Giderken de karpuz alarak bir kaç gün kahvaltımızda yer alacak olan beyaz peynirle kahvaltımızı ettik. kahvaltıda beyaz peynir uzun seyahatlerde en çok yokluğunu çektiğim şeydi. Tadından aldığım keyfi hafızama depoladım.
Programımızı yaptık,Bu gün etrafı dolaşacak Patoganya uçak bileti alacak,Yarın Paraguayın Montevideo kentine gidecektik.
Kent sokakları çok güzel canlı performanslarla doluydu.En çok tango gösterilerini sevdik.
Yorgun argın hostele geri döndük. Dorm dedikleri dört kişilik bir odada kalıyorduk.
Dün beklenen fransız çift gelmemişti ben yanlız kalmıştım odada.

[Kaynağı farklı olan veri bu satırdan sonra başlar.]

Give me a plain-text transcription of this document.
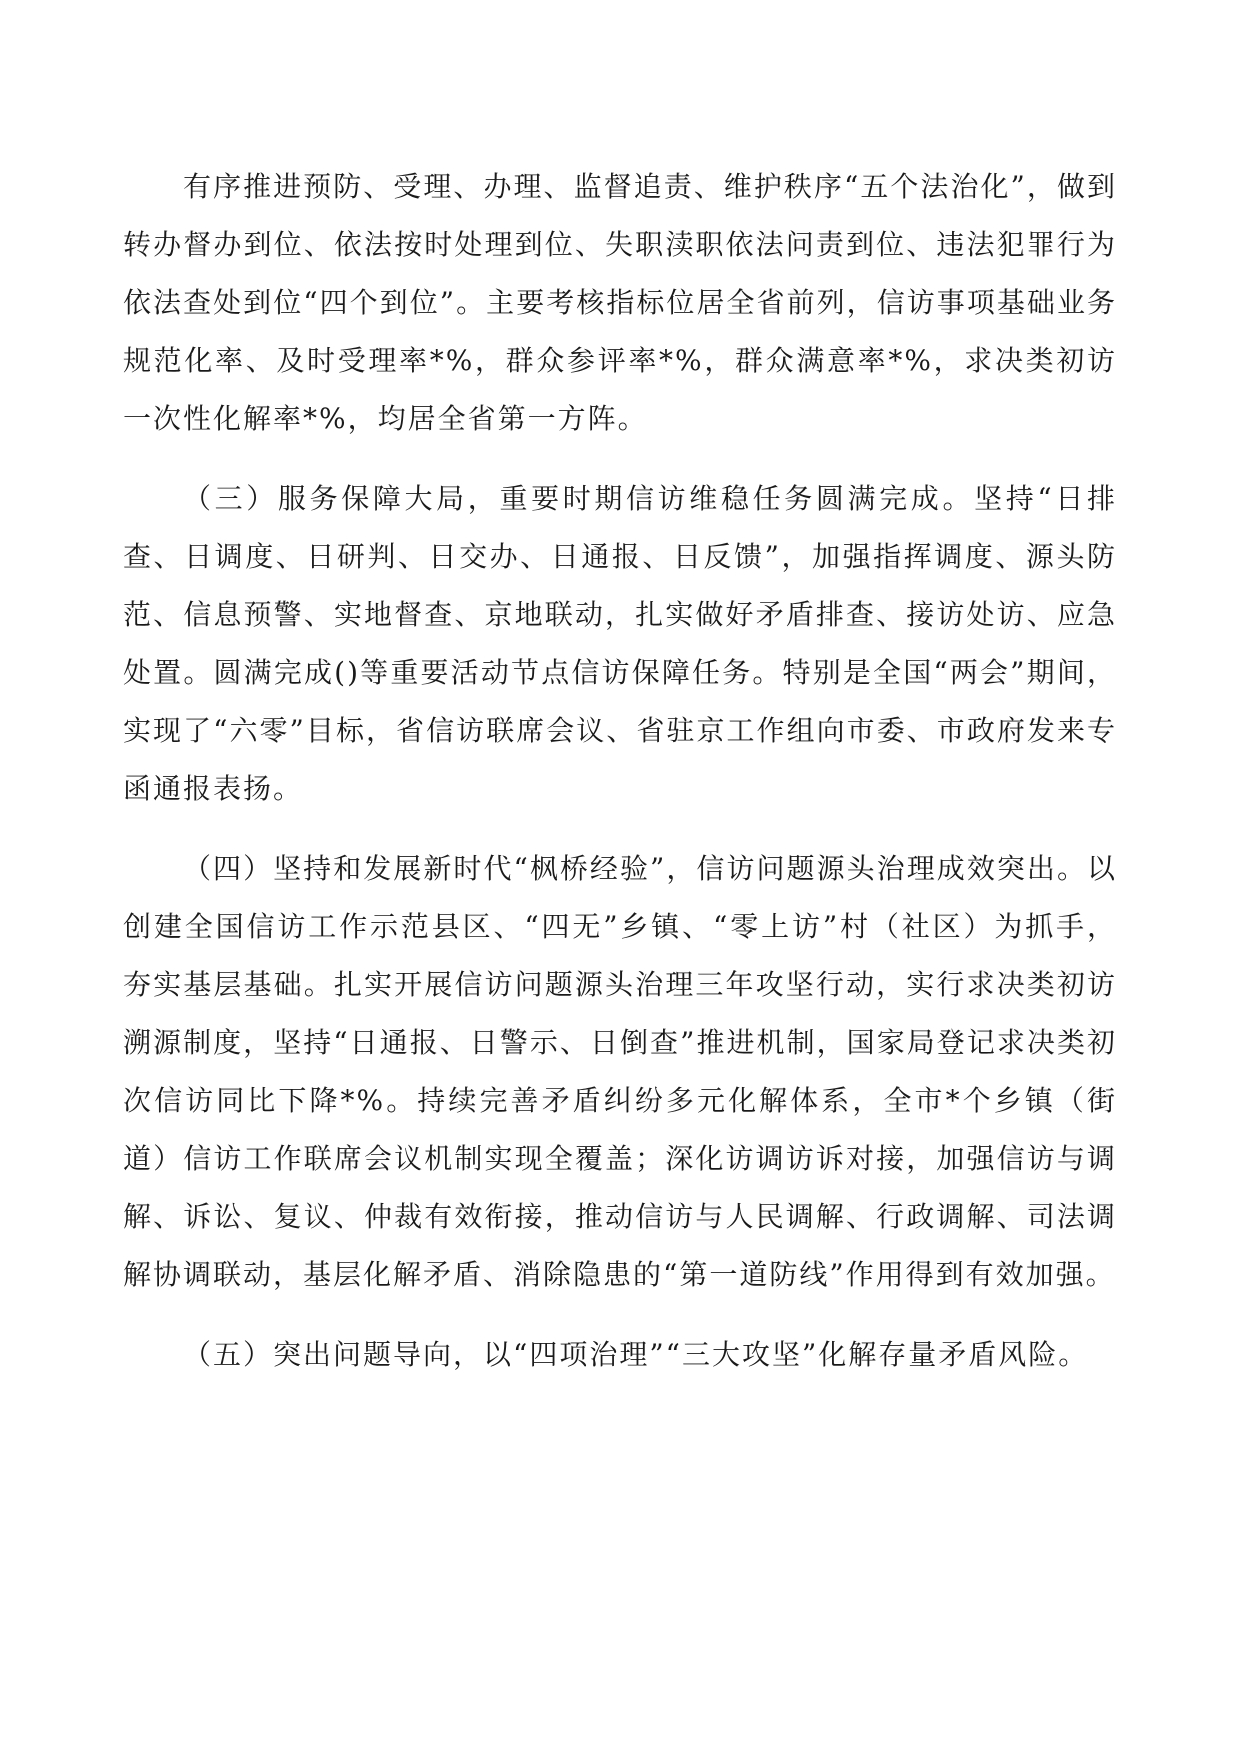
有序推进预防、受理、办理、监督追责、维护秩序“五个法治化”，做到转办督办到位、依法按时处理到位、失职渎职依法问责到位、违法犯罪行为依法查处到位“四个到位”。主要考核指标位居全省前列，信访事项基础业务规范化率、及时受理率*%，群众参评率*%，群众满意率*%，求决类初访一次性化解率*%，均居全省第一方阵。

（三）服务保障大局，重要时期信访维稳任务圆满完成。坚持“日排查、日调度、日研判、日交办、日通报、日反馈”，加强指挥调度、源头防范、信息预警、实地督查、京地联动，扎实做好矛盾排查、接访处访、应急处置。圆满完成()等重要活动节点信访保障任务。特别是全国“两会”期间，实现了“六零”目标，省信访联席会议、省驻京工作组向市委、市政府发来专函通报表扬。

（四）坚持和发展新时代“枫桥经验”，信访问题源头治理成效突出。以创建全国信访工作示范县区、“四无”乡镇、“零上访”村（社区）为抓手，夯实基层基础。扎实开展信访问题源头治理三年攻坚行动，实行求决类初访溯源制度，坚持“日通报、日警示、日倒查”推进机制，国家局登记求决类初次信访同比下降*%。持续完善矛盾纠纷多元化解体系，全市*个乡镇（街道）信访工作联席会议机制实现全覆盖；深化访调访诉对接，加强信访与调解、诉讼、复议、仲裁有效衔接，推动信访与人民调解、行政调解、司法调解协调联动，基层化解矛盾、消除隐患的“第一道防线”作用得到有效加强。

（五）突出问题导向，以“四项治理”“三大攻坚”化解存量矛盾风险。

Arkadaşım ilk kez böyle bir seyahate çıktığından paylaşımlı odalara sıcak bakmıyordu fransız çift yine gelmedi ama arkadaşım kapıyı kitlemediğimizden sabaha kadar ha geldiler, ha geldiler diyerekten uyuyamamış.

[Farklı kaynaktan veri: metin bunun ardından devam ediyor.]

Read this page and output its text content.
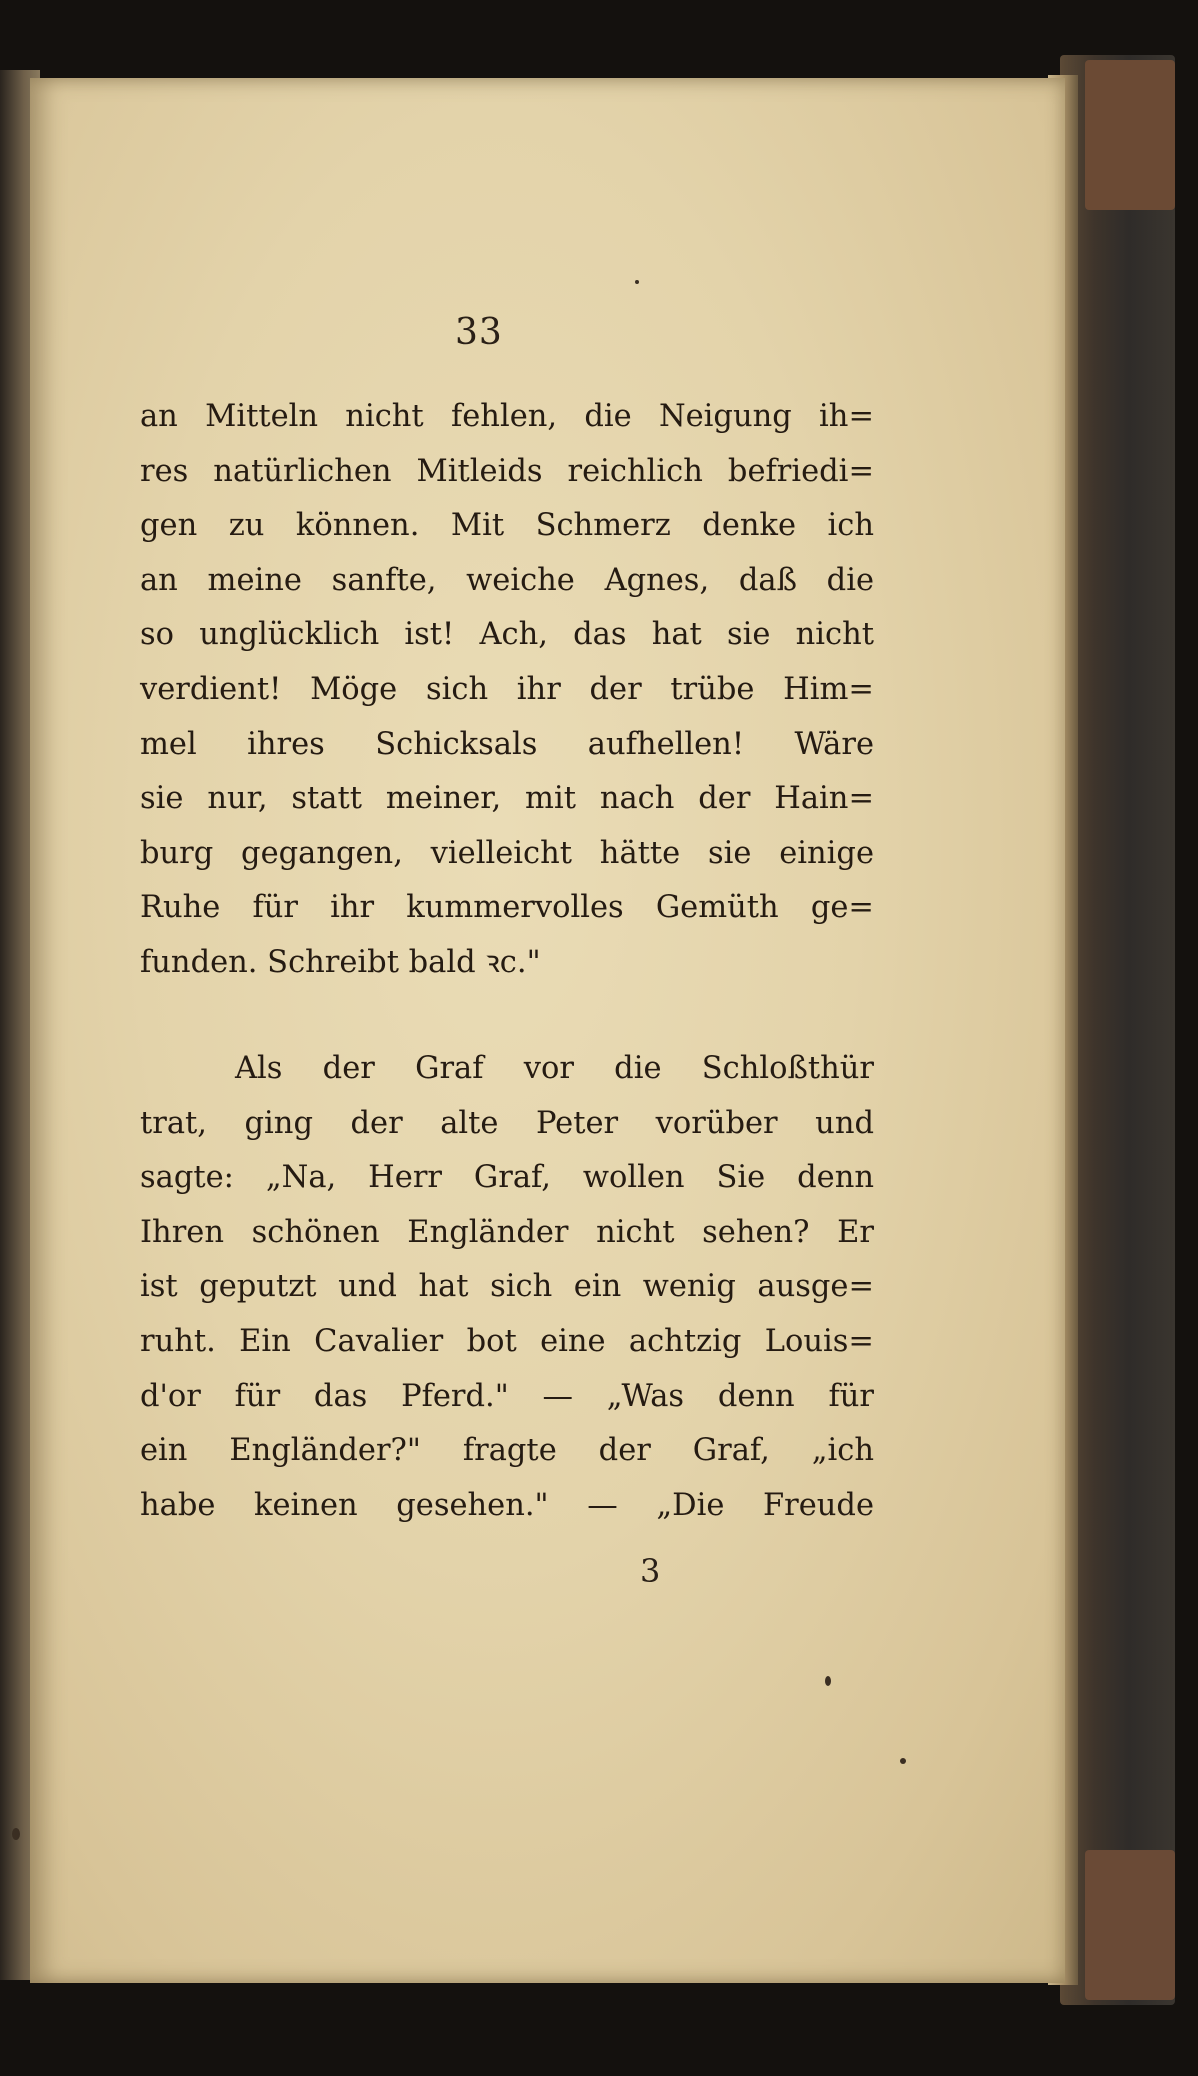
33
an Mitteln nicht fehlen, die Neigung ih=
res natürlichen Mitleids reichlich befriedi=
gen zu können. Mit Schmerz denke ich
an meine sanfte, weiche Agnes, daß die
so unglücklich ist! Ach, das hat sie nicht
verdient! Möge sich ihr der trübe Him=
mel ihres Schicksals aufhellen! Wäre
sie nur, statt meiner, mit nach der Hain=
burg gegangen, vielleicht hätte sie einige
Ruhe für ihr kummervolles Gemüth ge=
funden. Schreibt bald ꝛc."
Als der Graf vor die Schloßthür
trat, ging der alte Peter vorüber und
sagte: „Na, Herr Graf, wollen Sie denn
Ihren schönen Engländer nicht sehen? Er
ist geputzt und hat sich ein wenig ausge=
ruht. Ein Cavalier bot eine achtzig Louis=
d'or für das Pferd." — „Was denn für
ein Engländer?" fragte der Graf, „ich
habe keinen gesehen." — „Die Freude
3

Bende paylaşımlı odalarda kalmaktan hoşlanmıyordum ama mevsim nedeniyle her yer doluydu.
Zaten hemen kapımızın önündeki geniş salonda parti vardı ve gürültü çoktu ,ama o kadar neşelilerdi ki sesimizi çıkarmadık..

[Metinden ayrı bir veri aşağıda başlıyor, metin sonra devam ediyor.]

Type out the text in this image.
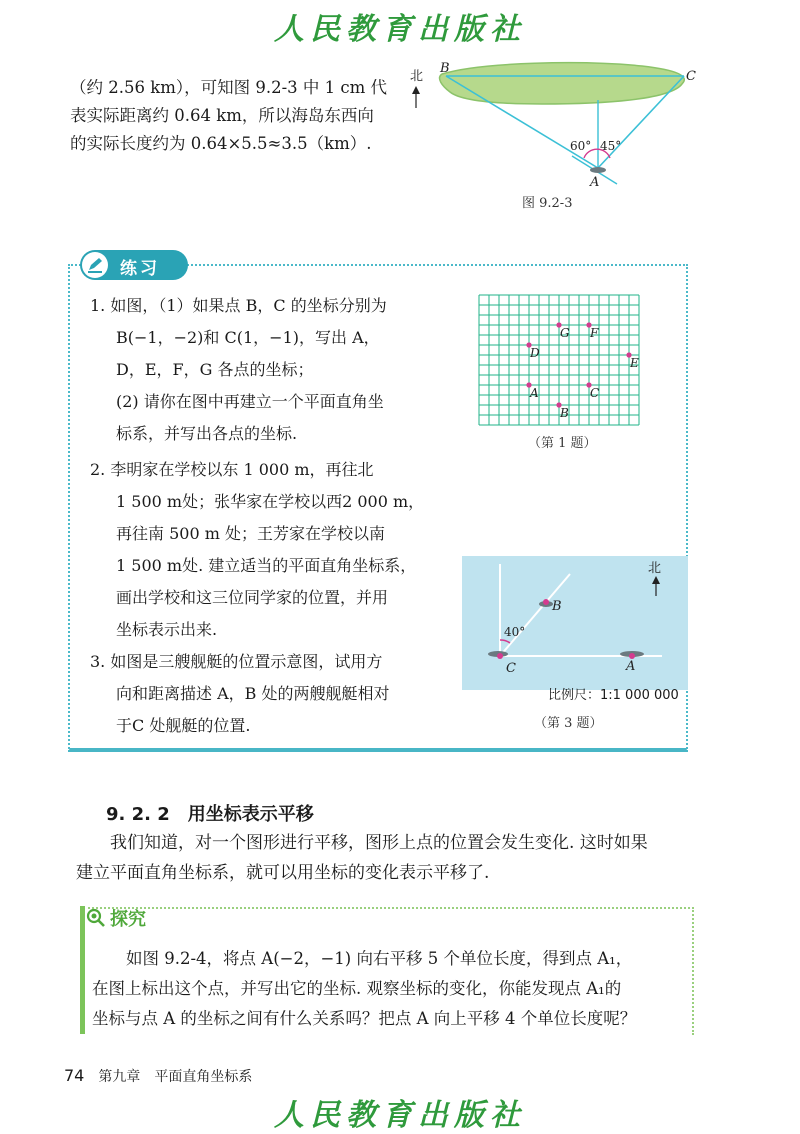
人民教育出版社
（约 2.56 km），可知图 9.2-3 中 1 cm 代
表实际距离约 0.64 km，所以海岛东西向
的实际长度约为 0.64×5.5≈3.5（km）.
北
B
C
A
60° 45°
图 9.2-3
练习
1. 如图，（1）如果点 B，C 的坐标分别为
B(−1，−2)和 C(1，−1)，写出 A，
D，E，F，G 各点的坐标；
(2) 请你在图中再建立一个平面直角坐
标系，并写出各点的坐标.
2. 李明家在学校以东 1 000 m，再往北
1 500 m处；张华家在学校以西2 000 m，
再往南 500 m 处；王芳家在学校以南
1 500 m处. 建立适当的平面直角坐标系，
画出学校和这三位同学家的位置，并用
坐标表示出来.
3. 如图是三艘舰艇的位置示意图，试用方
向和距离描述 A，B 处的两艘舰艇相对
于C 处舰艇的位置.
G F
D
E
A	C
B
（第 1 题）
北
40°
B
C	A
比例尺：1:1 000 000
（第 3 题）
9. 2. 2 用坐标表示平移
我们知道，对一个图形进行平移，图形上点的位置会发生变化. 这时如果
建立平面直角坐标系，就可以用坐标的变化表示平移了.
探究
如图 9.2-4，将点 A(−2，−1) 向右平移 5 个单位长度，得到点 A₁，
在图上标出这个点，并写出它的坐标. 观察坐标的变化，你能发现点 A₁的
坐标与点 A 的坐标之间有什么关系吗？把点 A 向上平移 4 个单位长度呢？
74 第九章 平面直角坐标系
人民教育出版社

Arkadaşıma bir daha paylaşımlı odada konaklamayacağımız konusunda anlaştık.
Montevideoya yataklı ( açıldığında tam bir yatak olabilen ) otobüslerle gidip geldik.
Giderken otobüs tamamen gezgin doluydu.
Üç kişilik İsrailli grup gürültüleriyle hepimizin burnundan getirdi.
Montevideoda bindiğimiz şehir otobüsünde beni göremeyen arkadaşım benden iki durak önce inmişti birbirimizi kaybettik. daha önce bu konuda bir anlaşma yapmamıştık iki otobüs durağı arasında bir aşağı bir yukarı yürüyordum. Sonunda aynı şeyi düşünen arkadaşımla buluştuk.
Bir daha kaybolursak o kente geldiğimiz hava alanı yada garajda buluşmaya karar verdik. Nitekim sonraki aylarda iki kez daha birbirimizi kaybedecektik.
Tarihi Solaris tiyatrosu,yürüyüş caddei,balık pazarı,karnaval müzesi güzeldi. Yiyecek pazarında her çeşit deniz ve et urunu gözler önünde pişirilip müşteriler tarafından kapışılıyordu.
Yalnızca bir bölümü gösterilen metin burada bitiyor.